The special case of the theorem states that for four mutually tangent circles, their signed curvatures satisfy the relationship $$(\kappa_1 + \kappa_2 + \kappa_3 + \kappa_4)^2 = 2(\kappa_1^2 + \kappa_2^2 + \kappa_3^2 + \kappa_4^2).$$ here, $|\kappa_i| = 1/r_i$, where $r_i$ is the radius of each circle, and the sign of $\kappa_i$ is negative if the tangency is internal for that circle--in your case, the arc $C''C$ with center $O$ is a portion of an internally tangent circle with radius $OA$, thus its curvature is the negative reciprocal of $OA$. Since you know the radii of three of the four circles in question, the desired fourth circle (which is externally tangent) will have a positive curvature and its inradius can be found by solving the resulting quadratic.

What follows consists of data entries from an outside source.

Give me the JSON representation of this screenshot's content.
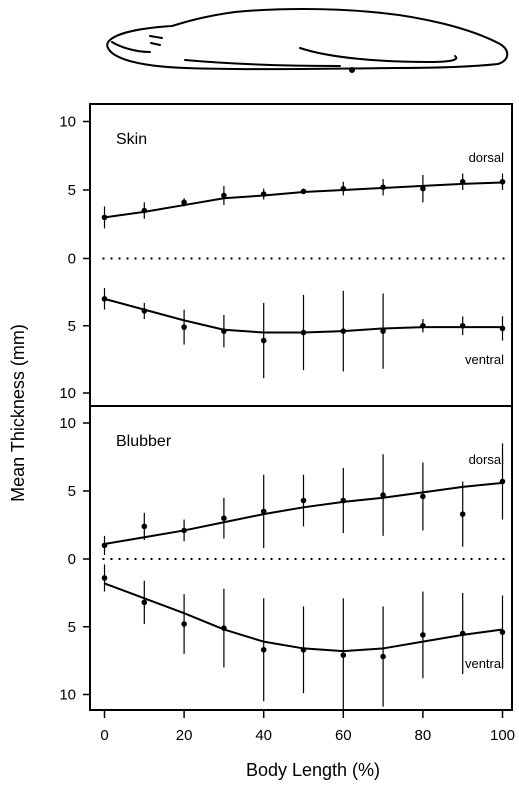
{
  "chart_data": {
    "type": "line",
    "xlabel": "Body Length (%)",
    "ylabel": "Mean Thickness (mm)",
    "xlim": [
      0,
      100
    ],
    "xticks": [
      "0",
      "20",
      "40",
      "60",
      "80",
      "100"
    ],
    "grid": false,
    "illustration": "seal-body-outline",
    "panels": [
      {
        "title": "Skin",
        "dorsal_label": "dorsal",
        "ventral_label": "ventral",
        "ylim": [
          0,
          10
        ],
        "yticks": [
          "10",
          "5",
          "0",
          "5",
          "10"
        ],
        "series": [
          {
            "name": "dorsal",
            "x": [
              0,
              10,
              20,
              30,
              40,
              50,
              60,
              70,
              80,
              90,
              100
            ],
            "y": [
              3.0,
              3.5,
              4.1,
              4.6,
              4.7,
              4.9,
              5.1,
              5.2,
              5.1,
              5.6,
              5.6
            ],
            "err": [
              0.8,
              0.6,
              0.3,
              0.7,
              0.4,
              0.2,
              0.5,
              0.6,
              1.0,
              0.6,
              0.6
            ],
            "fit": [
              3.0,
              3.4,
              3.9,
              4.4,
              4.6,
              4.85,
              5.0,
              5.15,
              5.3,
              5.45,
              5.55
            ]
          },
          {
            "name": "ventral",
            "x": [
              0,
              10,
              20,
              30,
              40,
              50,
              60,
              70,
              80,
              90,
              100
            ],
            "y": [
              3.0,
              3.9,
              5.1,
              5.4,
              6.1,
              5.5,
              5.4,
              5.4,
              5.0,
              5.0,
              5.2
            ],
            "err": [
              0.8,
              0.6,
              1.3,
              1.2,
              2.8,
              2.8,
              3.0,
              2.8,
              0.5,
              0.7,
              0.9
            ],
            "fit": [
              3.0,
              3.8,
              4.6,
              5.3,
              5.5,
              5.5,
              5.4,
              5.2,
              5.1,
              5.1,
              5.1
            ]
          }
        ]
      },
      {
        "title": "Blubber",
        "dorsal_label": "dorsal",
        "ventral_label": "ventral",
        "ylim": [
          0,
          10
        ],
        "yticks": [
          "10",
          "5",
          "0",
          "5",
          "10"
        ],
        "series": [
          {
            "name": "dorsal",
            "x": [
              0,
              10,
              20,
              30,
              40,
              50,
              60,
              70,
              80,
              90,
              100
            ],
            "y": [
              1.0,
              2.4,
              2.1,
              3.0,
              3.5,
              4.3,
              4.3,
              4.7,
              4.6,
              3.3,
              5.7
            ],
            "err": [
              0.7,
              1.0,
              0.8,
              1.5,
              2.7,
              1.9,
              2.4,
              3.0,
              2.5,
              2.4,
              2.8
            ],
            "fit": [
              1.1,
              1.6,
              2.1,
              2.7,
              3.3,
              3.8,
              4.2,
              4.5,
              4.9,
              5.3,
              5.6
            ]
          },
          {
            "name": "ventral",
            "x": [
              0,
              10,
              20,
              30,
              40,
              50,
              60,
              70,
              80,
              90,
              100
            ],
            "y": [
              1.4,
              3.2,
              4.8,
              5.1,
              6.7,
              6.7,
              7.1,
              7.2,
              5.6,
              5.5,
              5.4
            ],
            "err": [
              1.0,
              1.6,
              2.2,
              2.9,
              3.8,
              3.2,
              4.2,
              3.7,
              3.2,
              3.0,
              2.7
            ],
            "fit": [
              1.8,
              2.9,
              4.0,
              5.2,
              6.1,
              6.6,
              6.8,
              6.6,
              6.1,
              5.6,
              5.2
            ]
          }
        ]
      }
    ]
  }
}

Once the four signed curvatures are known by solving the above, the incenter of the fourth circle can be calculated using the generalized version of the theorem, which is best conceptualized by placing the figure on the complex plane. In particular, if $z_i$ represents the complex-valued coordinate of the $i^{\rm th}$ circle, then $$(\kappa_1 z_1 + \kappa_2 z_2 + \kappa_3 z_3 + \kappa_4 z_4)^2 = 2(\kappa_1^2 z_1^2 + \kappa_2^2 z_2^2 + \kappa_3^2 z_3^2 + \kappa_4^2 z_4^2).$$ Note this equation is invariant to translation or rotation in the plane, so for instance, if $\kappa_1$ is the curvature of circle $O$, we may take without loss of generality $z_1 = 0 + 0i$; i.e., place $O$ at the origin. Then the incenter of the desired circle is unique up to some rotation about $O$.

For more details, see Descartes' Theorem at Wikipedia.